Deutsch later told FOX Chicago News the isolation has caused "severe psychological damage" to the three men — Brian Church, Jared Chase and Brent Vincent Betterly.
"They're being kept in a hospital white cell, totally in isolation from everyone else in the jail and each other, 24 hours a day," Deutsch, who is Church's attorney, said after the brief court hearing: "It's a kind of sensory deprivation situation for them. This is way to break someone's spirit.
"When you start to call people terrorists, then you really change how they're treated by the jail because [jail officials are] concerned someone is going to attack them because they're terrorists or they're going to attack somebody else," Deutsch said. "You're stigmatizing them."

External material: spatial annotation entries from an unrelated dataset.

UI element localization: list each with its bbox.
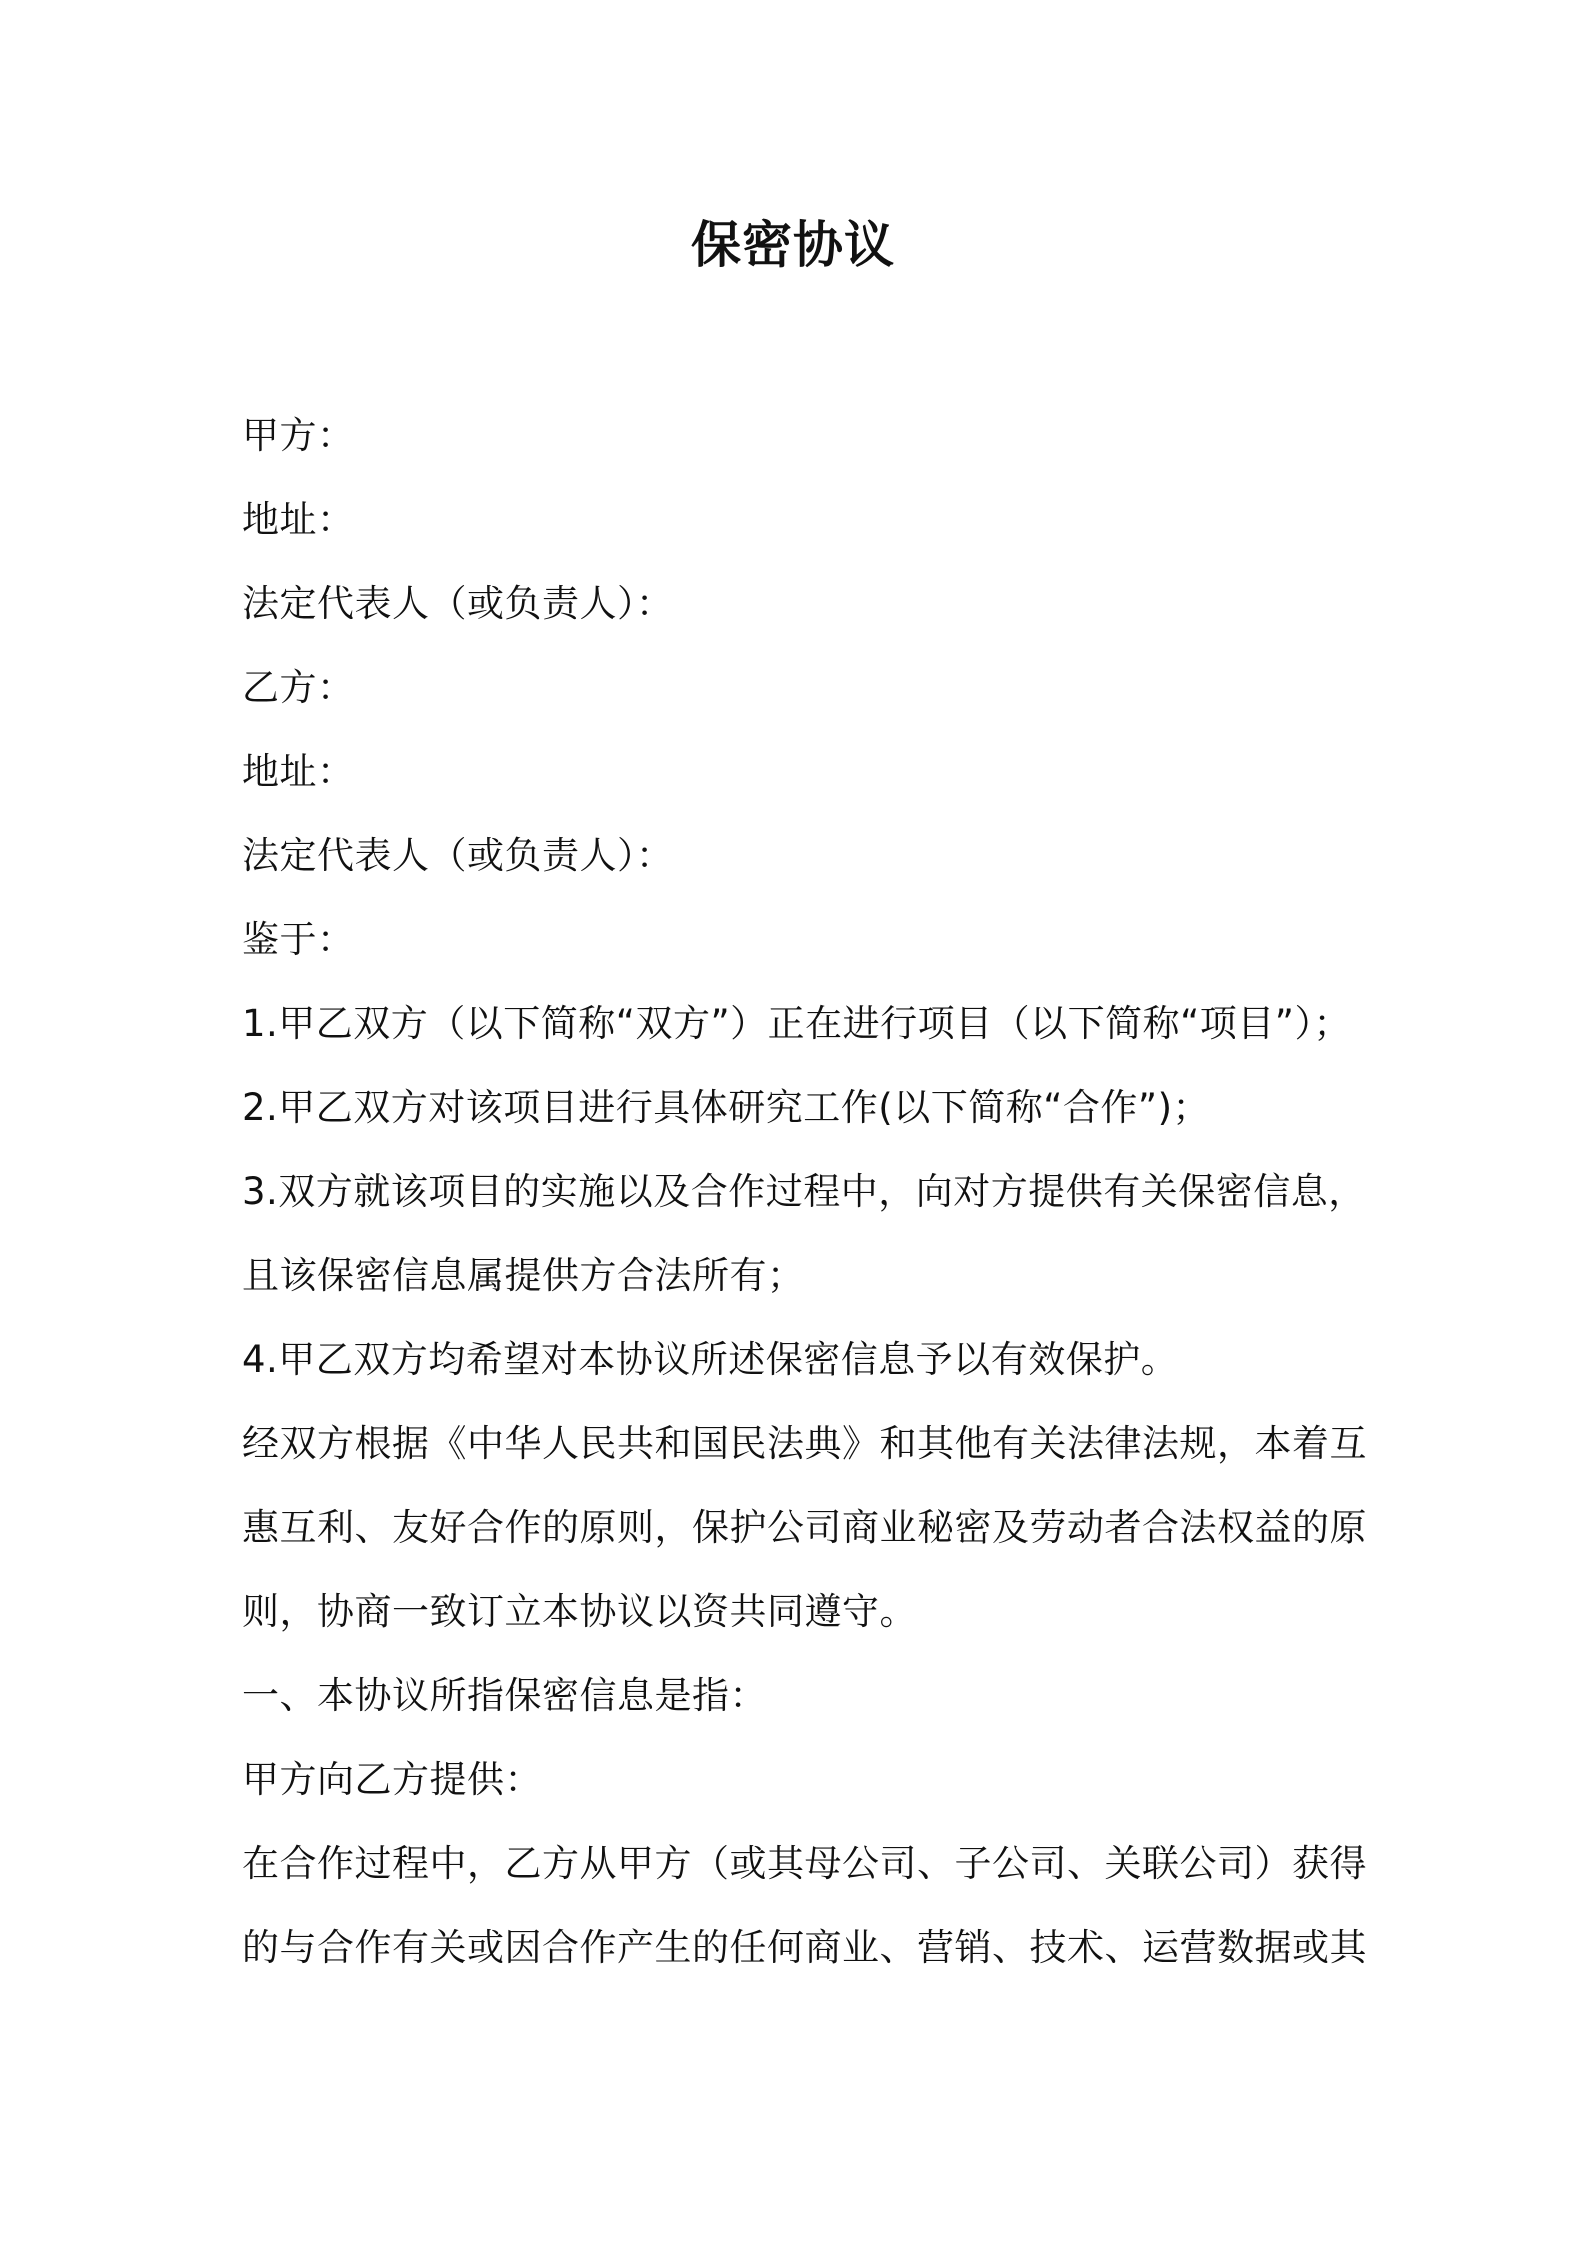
whereas-item-3-line-2: 且该保密信息属提供方合法所有； bbox=[242, 1254, 805, 1297]
whereas-item-2: 2.甲乙双方对该项目进行具体研究工作(以下简称“合作”)； bbox=[242, 1086, 1211, 1129]
section-1-subheading: 甲方向乙方提供： bbox=[242, 1758, 542, 1801]
preamble-line-1: 经双方根据《中华人民共和国民法典》和其他有关法律法规，本着互 bbox=[242, 1422, 1367, 1465]
party-b-label: 乙方： bbox=[242, 666, 355, 709]
document-title: 保密协议 bbox=[691, 216, 895, 274]
party-a-address-label: 地址： bbox=[242, 498, 355, 541]
whereas-item-3-line-1: 3.双方就该项目的实施以及合作过程中，向对方提供有关保密信息， bbox=[242, 1170, 1366, 1213]
party-a-label: 甲方： bbox=[242, 414, 355, 457]
whereas-item-1: 1.甲乙双方（以下简称“双方”）正在进行项目（以下简称“项目”）； bbox=[242, 1002, 1351, 1045]
preamble-line-2: 惠互利、友好合作的原则，保护公司商业秘密及劳动者合法权益的原 bbox=[242, 1506, 1367, 1549]
whereas-item-4: 4.甲乙双方均希望对本协议所述保密信息予以有效保护。 bbox=[242, 1338, 1179, 1381]
party-a-representative-label: 法定代表人（或负责人）： bbox=[242, 582, 674, 625]
preamble-line-3: 则，协商一致订立本协议以资共同遵守。 bbox=[242, 1590, 917, 1633]
section-1-paragraph-line-1: 在合作过程中，乙方从甲方（或其母公司、子公司、关联公司）获得 bbox=[242, 1842, 1367, 1885]
section-1-heading: 一、本协议所指保密信息是指： bbox=[242, 1674, 767, 1717]
party-b-representative-label: 法定代表人（或负责人）： bbox=[242, 834, 674, 877]
whereas-heading: 鉴于： bbox=[242, 918, 355, 961]
party-b-address-label: 地址： bbox=[242, 750, 355, 793]
section-1-paragraph-line-2: 的与合作有关或因合作产生的任何商业、营销、技术、运营数据或其 bbox=[242, 1926, 1367, 1969]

FOX Chicago News has learned that County Jail employees have complained about racially-charged comments by defendant Brent Betterly. A correctional officer filed a written report that Betterly declared: "Blacks should only speak when spoken to." Despite the provocation, the report added that African-American jail workers "remained professional and escorted (Betterly) to his cell..." Another source claimed that since then, Betterly has said virtually nothing to guards and other jail workers.
When we told Betterly's lawyers what we had learned, one of them discussed it with Betterly. We were told: "He says he absolutely did not engage in that conduct. He hasn't used racial slurs. He doesn't hold any kind of racist beliefs."
Earlier on Tuesday, Church, 22, of Fort Lauderdale, Fla.; Chase, 27, of Keene, N.H.; and Betterly, 24 of Oakland Park, Fla., appeared before Bourgeois in beige jail garb.
Lawyers Tom Durkin and Joshua Herman filed their court appearances as Chase's attorneys, while defense attorneys Molly Armour, Lillian McCartin, Paul Brayman said they'd be representing Betterly.
Afterward, the defense lawyers maintained their clients' innocence and raised questions about their arrest after undercover officer's infiltrated their group.
"If these people are terrorists, everyone can sleep well tonight," Durkin said. "They did not come here to cause violence."
The men are accused of plotting to attack President Barack Obama's campaign headquarters and Mayor Rahm Emanuel's home, and to firebomb police stations and squad cars, declaring that after the NATO Summit "the city will never be the same," according to police and prosecutors.